I’m pleased to announce that the largest ever national anti-stigma campaign for teenagers and parents will launch next month. We will be working alongside Time to Change on a social marketing campaign specifically targeted on the places where young people spend their time online.

This will take place alongside in-school activity to boost the support available there, and targeted marketing and information for parents. The Department of Health has provided the funding for the campaign to run this year and I look forward to seeing its impact.

This is something that young people have asked for – better information about mental health, tailored specifically for them, online.

And I am pleased to say that we will be doing exactly that. Today we are launching a new section of NHS Choices which specifically focuses on youth mental health.

 

Participation

This brings me on to my third point: participation.
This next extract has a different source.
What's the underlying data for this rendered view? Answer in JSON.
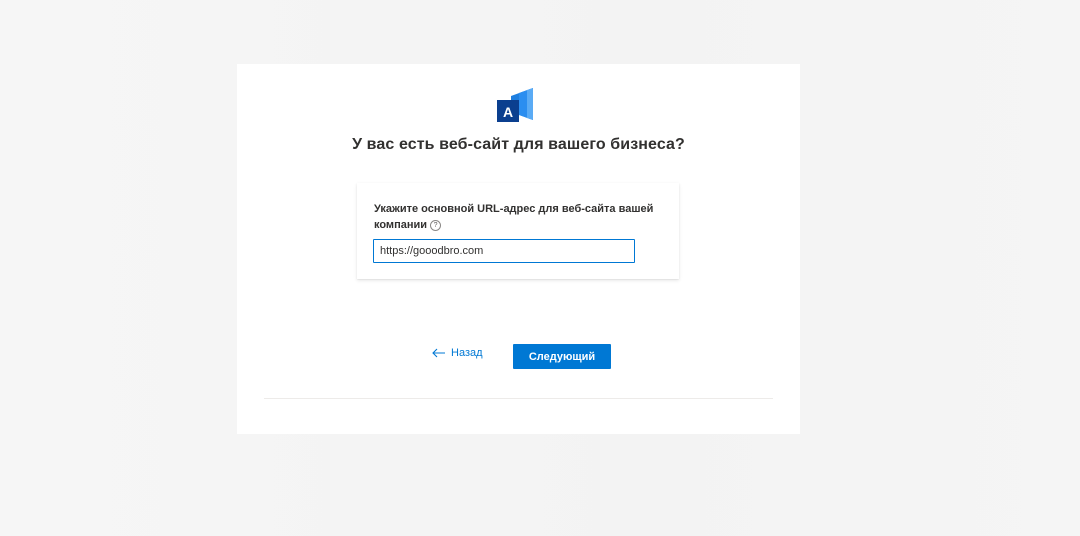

This new section of the website hasn’t been designed by a bunch of middle-aged civil servants around an old wooden table. This has been designed directly with young people – their fingerprints are everywhere, and they need to be if we want this site to have any cut-through with them.

We know that there is much more digital expertise in mental health matters out there than we can deliver centrally.

Last month we announced a £650,000 innovation fund to accelerate the development of high quality, evidence-based and safe products like apps or websites to improve mental health. I am pleased to announce today that £500,000 of this has been ring-fenced for products focussing on young people’s mental health.

Young people also wanted health professionals to have a better understanding about online risks, so that they could understand the world that they are growing up in. On average, young people spend 27 hours a week online – so they are as much a part of their digital world as they are the physical one.

Many of the digital tools supported by the new fund will be targeted at professionals, but we are also working in partnership with MindEd and Xenzone to develop a special module about online risk. This will give health professionals a trusted and accessible way to better understand and respond to the digital risks facing young people today.

It is vital that we improve the digital literacy of the workforce. They need to be able to better recognise and support young people who have suffered from online victimisation. Only by doing this do we stand a chance at helping prevent young people from developing mental health complications as a result of an adverse online experience.

 

Conclusion

What this work has shown is that you need to involve young people in decisions about them if you want to offer them the best care.

When I gave evidence to the Youth Select Committee on young people’s mental health, it was inspiring to see how involved and passionate they were about the subject. I look forward to their report next month.

Young people themselves and their experiences – both good and bad - will be the ultimate measure of whether we have been successful in our endeavours.